Stracony sierpień...ale trudno wiem że do ndz nie liczę kcal choć nie objadam się jest pewnie nadwyżka ale trudno. Ten tydz miałam ciężki mały tylko rączki i rączki ... Dziś był wypad do restauracji z dziećmi 5 i 1 rok...tak leci i o dziwo zjadłam sałatkę z kurczaka i dwa malutkie kawałeczki margeritty. Było milo tak rodzinnie piękna chwila. Synek nawet po tyg siedział 15 min i mlaskał sobie rand pizzy 😅.
od pondz wracam. A jak u was sierpień. Też jakiś taki oporny. Wiem że deficyt musi u mnie być. Chwila wolnego i wracam.

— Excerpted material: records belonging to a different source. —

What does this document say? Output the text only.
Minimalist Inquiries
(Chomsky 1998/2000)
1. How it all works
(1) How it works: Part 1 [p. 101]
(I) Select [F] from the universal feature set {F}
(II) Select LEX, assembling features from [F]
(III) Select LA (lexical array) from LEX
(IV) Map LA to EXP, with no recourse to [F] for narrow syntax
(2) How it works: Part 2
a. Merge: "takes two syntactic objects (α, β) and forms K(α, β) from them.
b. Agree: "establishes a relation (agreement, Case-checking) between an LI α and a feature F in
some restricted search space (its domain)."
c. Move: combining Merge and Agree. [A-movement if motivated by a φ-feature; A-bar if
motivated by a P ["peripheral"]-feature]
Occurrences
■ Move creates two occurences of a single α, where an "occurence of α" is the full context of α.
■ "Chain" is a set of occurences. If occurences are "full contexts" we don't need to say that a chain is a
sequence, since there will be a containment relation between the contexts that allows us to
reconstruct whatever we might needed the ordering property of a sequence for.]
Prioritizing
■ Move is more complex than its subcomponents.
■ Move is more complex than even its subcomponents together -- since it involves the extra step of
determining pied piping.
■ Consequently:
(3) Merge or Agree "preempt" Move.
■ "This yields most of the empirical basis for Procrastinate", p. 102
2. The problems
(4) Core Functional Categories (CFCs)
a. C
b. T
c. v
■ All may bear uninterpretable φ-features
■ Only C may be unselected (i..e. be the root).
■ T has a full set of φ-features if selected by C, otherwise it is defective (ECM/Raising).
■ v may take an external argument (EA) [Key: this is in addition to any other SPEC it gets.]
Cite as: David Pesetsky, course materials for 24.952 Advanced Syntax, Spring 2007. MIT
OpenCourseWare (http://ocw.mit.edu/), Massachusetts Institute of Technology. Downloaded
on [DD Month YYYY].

czekam ba focie z chrztu ciekawe czy będzie uśmiech czy smuteczek z wyglądu.
azoola
21 sierpnia 2024, 18:55Haloooo sierpień jeszcze trwa! najpierw miałam tez napisać , że stracony, ale przecież jeszcze 10 dni, 30% miesiąca-nie tak mało :) to co -pchamy dalej ten wózek ? jeszcze możemy coś uskrobać :) nawet stabilizacja jest sukcesem w pewnym sensie :)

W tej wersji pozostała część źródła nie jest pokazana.